Jaksa Agung pilihan presiden, William Barr, pada Rabu (2/9/2020) mengaku yakin bahwa ancaman terhadap intervensi Pilpres AS lebih besar datang dari China daripada Rusia.

Namun, ia tidak memberi keterangan lebih lanjut.

O’Brien juga mengatakan AS melihat peretas asal China menyasar infrastruktur Pilpres AS.

Namun, China telah konsisten menyangkal tudingan bahwa pihaknya meretas informasi milik perusahaan, politisi atau lembaga Pemerintah AS.

Saat dimintai tanggapan soal klaim O’Brien, Kedutaan Besar China di AS mengulang kembali pernyataan Kementerian Luar Negeri China pada bulan lalu. Kedutaan mengatakan Pemerintah China tidak tertarik ikut campur dalam Pilpres AS.

Trump memilih pendekatan yang keras ke China sebagai salah satu strategi politik luar negerinya menjelang pilpres. Presiden AS itu juga menyalahkan China soal pandemi Covid-19.

Namun, Trump juga masih menjalin persahabatan dengan Presiden China Xi Jinping mengingat AS menghendaki perjanjian dagang dengan China.

Dalam pidato politiknya saat Konvensi Partai Republik bulan lalu, Trump mengatakan China mendukung kandidat presiden Partai Demokrat, Joe Biden. China, menurut Trump, juga ingin Biden menang.

Saat ditanya lebih jauh mengenai intervensi China, O’Brien menyebut ia tidak akan membuka seluruh data intelijen yang ia ketahui. “Namun, China melakukan kegiatan yang masif di dunia maya, situasi yang kita hadapi ini luar biasa,” ujarnya.

Ia menyebut aktivitas China di dunia maya tidak akan berhenti.

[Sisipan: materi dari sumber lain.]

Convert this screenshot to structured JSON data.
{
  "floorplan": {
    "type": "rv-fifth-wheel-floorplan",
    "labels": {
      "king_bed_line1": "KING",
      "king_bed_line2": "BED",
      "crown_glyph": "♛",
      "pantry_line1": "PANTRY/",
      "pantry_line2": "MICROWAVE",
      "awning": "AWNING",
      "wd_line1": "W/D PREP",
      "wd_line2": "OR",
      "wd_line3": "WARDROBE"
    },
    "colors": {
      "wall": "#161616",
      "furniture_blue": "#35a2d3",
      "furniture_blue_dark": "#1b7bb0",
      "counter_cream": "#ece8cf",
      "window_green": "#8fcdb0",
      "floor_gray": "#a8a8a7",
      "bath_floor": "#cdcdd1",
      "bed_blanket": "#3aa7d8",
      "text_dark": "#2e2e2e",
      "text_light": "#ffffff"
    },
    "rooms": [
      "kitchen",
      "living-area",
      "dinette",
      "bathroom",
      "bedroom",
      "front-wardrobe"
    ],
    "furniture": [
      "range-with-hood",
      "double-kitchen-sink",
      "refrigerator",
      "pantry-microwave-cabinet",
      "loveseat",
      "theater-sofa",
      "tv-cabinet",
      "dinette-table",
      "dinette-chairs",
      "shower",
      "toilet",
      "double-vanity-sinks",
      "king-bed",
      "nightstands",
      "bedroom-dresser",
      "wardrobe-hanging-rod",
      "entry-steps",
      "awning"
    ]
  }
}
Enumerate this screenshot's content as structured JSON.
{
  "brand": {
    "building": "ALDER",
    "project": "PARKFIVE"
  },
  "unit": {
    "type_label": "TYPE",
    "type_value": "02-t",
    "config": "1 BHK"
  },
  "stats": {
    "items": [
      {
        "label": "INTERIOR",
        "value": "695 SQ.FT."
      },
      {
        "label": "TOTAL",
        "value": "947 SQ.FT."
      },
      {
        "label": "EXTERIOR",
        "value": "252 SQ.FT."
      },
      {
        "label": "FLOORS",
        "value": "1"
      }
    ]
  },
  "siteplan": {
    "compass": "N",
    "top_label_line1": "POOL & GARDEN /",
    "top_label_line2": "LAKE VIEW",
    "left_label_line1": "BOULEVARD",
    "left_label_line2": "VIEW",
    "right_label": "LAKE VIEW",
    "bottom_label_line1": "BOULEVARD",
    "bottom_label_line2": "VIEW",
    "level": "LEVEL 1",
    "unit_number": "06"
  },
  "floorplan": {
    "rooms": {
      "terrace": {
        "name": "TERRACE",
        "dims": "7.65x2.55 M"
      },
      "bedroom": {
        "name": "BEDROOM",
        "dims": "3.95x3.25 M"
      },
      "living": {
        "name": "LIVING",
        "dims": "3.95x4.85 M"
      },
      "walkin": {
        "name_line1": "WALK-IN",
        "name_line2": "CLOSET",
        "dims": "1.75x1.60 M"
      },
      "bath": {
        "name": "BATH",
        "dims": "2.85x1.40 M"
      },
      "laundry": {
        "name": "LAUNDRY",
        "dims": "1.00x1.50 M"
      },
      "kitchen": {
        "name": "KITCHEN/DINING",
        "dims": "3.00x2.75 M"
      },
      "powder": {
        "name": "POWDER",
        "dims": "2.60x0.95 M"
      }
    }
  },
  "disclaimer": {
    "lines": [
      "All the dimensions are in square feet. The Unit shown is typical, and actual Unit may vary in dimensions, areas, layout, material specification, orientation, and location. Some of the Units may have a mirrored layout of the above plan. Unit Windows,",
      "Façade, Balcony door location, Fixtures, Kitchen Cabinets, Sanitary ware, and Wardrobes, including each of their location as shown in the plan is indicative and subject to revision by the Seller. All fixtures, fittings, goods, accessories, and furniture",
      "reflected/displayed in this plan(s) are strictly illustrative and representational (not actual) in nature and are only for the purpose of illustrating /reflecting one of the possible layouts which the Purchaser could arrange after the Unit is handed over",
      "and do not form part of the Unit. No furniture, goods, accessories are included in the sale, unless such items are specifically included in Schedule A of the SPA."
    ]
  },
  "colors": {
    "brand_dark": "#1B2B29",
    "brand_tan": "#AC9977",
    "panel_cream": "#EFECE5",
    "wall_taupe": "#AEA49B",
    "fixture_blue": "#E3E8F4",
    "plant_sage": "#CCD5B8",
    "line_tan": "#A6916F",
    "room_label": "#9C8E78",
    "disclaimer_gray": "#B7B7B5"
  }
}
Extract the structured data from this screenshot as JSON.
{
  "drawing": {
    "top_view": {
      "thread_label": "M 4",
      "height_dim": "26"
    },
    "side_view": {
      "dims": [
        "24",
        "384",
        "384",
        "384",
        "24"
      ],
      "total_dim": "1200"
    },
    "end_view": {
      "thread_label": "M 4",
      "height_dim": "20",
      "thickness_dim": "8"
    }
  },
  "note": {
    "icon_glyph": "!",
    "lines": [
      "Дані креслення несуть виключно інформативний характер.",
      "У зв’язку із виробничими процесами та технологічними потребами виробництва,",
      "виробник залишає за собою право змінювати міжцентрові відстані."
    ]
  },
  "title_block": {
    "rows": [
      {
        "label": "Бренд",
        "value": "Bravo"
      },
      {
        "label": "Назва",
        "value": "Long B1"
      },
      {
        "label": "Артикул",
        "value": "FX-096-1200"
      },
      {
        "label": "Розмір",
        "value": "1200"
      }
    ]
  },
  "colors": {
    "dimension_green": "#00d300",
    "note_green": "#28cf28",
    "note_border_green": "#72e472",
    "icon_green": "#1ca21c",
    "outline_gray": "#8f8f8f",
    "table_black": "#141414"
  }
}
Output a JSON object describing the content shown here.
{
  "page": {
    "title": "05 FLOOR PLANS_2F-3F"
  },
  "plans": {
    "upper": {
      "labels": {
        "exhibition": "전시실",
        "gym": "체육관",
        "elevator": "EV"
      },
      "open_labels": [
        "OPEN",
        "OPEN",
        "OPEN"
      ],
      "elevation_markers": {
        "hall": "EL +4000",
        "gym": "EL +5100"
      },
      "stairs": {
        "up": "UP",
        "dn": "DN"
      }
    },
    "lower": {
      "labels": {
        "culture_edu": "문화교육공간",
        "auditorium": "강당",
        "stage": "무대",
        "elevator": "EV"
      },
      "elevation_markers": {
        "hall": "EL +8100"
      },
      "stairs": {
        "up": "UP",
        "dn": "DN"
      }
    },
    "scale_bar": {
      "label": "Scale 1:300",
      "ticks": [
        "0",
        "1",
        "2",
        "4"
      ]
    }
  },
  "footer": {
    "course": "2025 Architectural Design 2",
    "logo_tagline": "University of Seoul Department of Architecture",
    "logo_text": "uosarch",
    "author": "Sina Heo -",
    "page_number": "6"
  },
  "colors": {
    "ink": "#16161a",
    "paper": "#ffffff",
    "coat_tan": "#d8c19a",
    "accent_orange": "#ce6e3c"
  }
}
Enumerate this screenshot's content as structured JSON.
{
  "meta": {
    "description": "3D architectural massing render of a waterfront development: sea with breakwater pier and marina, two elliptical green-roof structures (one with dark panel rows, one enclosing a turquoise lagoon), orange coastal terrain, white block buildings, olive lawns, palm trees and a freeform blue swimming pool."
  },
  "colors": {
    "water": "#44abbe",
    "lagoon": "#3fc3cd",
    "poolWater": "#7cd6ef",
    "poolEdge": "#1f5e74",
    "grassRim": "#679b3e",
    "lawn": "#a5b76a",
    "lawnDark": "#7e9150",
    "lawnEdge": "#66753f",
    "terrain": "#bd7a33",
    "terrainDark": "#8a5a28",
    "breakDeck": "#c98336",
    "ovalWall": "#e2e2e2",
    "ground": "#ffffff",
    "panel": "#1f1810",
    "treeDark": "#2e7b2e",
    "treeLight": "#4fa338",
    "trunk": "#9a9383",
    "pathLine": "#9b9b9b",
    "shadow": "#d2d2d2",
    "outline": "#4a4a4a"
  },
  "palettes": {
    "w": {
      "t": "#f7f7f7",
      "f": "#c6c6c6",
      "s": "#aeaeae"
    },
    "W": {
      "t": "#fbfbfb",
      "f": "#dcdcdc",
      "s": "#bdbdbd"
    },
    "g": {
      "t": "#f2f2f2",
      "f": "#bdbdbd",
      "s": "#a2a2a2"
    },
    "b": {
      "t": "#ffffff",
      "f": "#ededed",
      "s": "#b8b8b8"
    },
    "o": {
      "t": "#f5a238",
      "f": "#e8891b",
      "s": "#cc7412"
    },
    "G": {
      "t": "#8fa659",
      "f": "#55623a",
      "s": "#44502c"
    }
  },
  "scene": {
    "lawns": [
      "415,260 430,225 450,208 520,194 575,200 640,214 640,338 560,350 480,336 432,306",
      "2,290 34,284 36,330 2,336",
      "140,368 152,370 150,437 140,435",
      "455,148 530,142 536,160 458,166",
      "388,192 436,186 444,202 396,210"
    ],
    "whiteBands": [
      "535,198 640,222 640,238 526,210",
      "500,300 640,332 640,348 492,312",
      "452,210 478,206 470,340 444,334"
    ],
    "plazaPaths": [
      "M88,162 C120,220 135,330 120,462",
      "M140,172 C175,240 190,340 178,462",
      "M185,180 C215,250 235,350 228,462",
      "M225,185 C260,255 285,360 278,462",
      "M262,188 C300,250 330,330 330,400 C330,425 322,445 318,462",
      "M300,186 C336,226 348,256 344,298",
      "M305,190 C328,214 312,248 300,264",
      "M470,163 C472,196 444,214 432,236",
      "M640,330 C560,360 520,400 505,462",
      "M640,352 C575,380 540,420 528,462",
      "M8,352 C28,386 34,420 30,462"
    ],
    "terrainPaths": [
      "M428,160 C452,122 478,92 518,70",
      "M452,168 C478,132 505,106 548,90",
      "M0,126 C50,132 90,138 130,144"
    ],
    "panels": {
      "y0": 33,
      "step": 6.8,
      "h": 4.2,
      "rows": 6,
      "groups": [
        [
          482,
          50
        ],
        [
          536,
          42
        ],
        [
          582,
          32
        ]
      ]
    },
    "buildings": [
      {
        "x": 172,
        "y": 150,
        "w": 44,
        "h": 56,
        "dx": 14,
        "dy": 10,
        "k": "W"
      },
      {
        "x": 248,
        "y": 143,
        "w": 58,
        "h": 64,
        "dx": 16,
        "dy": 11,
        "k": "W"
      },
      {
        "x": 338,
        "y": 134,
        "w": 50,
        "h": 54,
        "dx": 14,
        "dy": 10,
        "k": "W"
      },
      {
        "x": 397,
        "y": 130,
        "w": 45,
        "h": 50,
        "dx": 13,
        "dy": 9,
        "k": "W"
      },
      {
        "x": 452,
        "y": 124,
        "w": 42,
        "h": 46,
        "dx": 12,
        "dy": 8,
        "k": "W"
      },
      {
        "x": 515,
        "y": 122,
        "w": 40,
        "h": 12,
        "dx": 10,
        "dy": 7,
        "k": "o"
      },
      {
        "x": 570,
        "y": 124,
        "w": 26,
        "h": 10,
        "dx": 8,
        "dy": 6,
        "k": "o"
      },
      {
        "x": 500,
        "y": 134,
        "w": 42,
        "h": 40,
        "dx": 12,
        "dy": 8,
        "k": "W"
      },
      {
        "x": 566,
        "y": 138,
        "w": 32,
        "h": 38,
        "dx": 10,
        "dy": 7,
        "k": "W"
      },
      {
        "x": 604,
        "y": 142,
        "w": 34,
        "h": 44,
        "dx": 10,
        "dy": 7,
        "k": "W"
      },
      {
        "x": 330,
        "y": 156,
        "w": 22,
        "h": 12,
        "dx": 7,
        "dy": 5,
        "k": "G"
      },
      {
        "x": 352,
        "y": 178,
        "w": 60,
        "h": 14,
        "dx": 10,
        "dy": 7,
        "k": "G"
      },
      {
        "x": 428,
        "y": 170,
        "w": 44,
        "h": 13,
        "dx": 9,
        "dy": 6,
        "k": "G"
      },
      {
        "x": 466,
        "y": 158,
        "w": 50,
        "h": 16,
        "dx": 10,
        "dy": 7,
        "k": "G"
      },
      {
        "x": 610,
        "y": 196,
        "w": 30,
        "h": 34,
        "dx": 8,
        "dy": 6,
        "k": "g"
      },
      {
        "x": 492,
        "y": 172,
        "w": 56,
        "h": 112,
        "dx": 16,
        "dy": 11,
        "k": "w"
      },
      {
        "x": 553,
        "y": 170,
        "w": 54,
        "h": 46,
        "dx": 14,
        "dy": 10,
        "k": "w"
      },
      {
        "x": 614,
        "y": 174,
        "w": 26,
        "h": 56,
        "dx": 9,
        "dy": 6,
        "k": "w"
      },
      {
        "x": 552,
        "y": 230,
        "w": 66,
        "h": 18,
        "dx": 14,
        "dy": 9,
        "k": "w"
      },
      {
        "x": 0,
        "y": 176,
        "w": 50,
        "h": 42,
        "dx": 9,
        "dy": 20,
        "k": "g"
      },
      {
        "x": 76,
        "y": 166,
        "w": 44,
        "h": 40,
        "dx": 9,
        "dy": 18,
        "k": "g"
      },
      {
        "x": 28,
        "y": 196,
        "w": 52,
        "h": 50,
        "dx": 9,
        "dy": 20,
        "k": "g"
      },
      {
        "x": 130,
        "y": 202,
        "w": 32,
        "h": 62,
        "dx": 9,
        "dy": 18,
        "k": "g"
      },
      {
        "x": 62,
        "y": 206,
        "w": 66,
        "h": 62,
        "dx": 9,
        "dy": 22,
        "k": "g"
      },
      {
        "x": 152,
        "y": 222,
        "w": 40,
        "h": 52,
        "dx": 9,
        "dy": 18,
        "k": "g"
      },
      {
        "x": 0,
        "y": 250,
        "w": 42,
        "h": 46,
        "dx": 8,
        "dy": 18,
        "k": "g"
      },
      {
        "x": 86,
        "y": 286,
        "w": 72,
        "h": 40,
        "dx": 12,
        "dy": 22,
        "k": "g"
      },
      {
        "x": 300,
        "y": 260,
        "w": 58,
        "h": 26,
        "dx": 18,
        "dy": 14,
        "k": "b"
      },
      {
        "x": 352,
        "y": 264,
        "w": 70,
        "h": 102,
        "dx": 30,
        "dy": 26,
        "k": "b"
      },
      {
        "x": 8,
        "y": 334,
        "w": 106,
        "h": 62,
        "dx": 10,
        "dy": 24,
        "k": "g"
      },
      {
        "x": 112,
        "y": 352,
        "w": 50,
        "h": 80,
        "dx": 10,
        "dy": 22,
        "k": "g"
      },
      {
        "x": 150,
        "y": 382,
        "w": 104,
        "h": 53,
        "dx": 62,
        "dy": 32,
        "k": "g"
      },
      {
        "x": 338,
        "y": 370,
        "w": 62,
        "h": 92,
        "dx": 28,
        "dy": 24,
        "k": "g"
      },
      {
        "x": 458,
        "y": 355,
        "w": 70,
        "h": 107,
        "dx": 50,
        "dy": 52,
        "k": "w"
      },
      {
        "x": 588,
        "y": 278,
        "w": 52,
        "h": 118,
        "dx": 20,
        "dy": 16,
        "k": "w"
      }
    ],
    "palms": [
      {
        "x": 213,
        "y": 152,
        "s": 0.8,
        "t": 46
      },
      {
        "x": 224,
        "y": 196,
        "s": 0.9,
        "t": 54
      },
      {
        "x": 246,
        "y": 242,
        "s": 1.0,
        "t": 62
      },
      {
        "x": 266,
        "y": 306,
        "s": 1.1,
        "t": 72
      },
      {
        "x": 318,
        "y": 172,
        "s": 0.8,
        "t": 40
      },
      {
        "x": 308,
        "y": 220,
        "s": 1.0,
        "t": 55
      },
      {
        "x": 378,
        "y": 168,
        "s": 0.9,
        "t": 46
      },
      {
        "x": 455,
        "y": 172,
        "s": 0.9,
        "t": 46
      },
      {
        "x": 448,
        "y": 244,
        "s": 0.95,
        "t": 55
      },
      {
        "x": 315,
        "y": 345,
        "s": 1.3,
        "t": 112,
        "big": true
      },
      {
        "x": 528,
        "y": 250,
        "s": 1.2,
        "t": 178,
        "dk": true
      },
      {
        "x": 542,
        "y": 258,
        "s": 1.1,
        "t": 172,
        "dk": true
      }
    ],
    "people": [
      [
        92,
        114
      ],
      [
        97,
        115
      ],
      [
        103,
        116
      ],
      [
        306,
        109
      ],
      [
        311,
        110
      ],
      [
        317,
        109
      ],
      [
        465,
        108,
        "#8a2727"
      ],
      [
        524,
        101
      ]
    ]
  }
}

“Kami tidak pernah melihat situasi semacam ini. Perang Dingin dengan Uni Soviet tidak berlangsung seperti ini,” kata O’Brien.

Reuters awal minggu ini melaporkan aktivitas para peretas mulai meningkat dan mereka menjadikan tim kampanye serta bisnis Trump sebagai sasaran.

Menurut perusahaan teknologi yang bekerja untuk Trump, aksi itu kemungkinan persiapan untuk serangan siber yang lebih besar.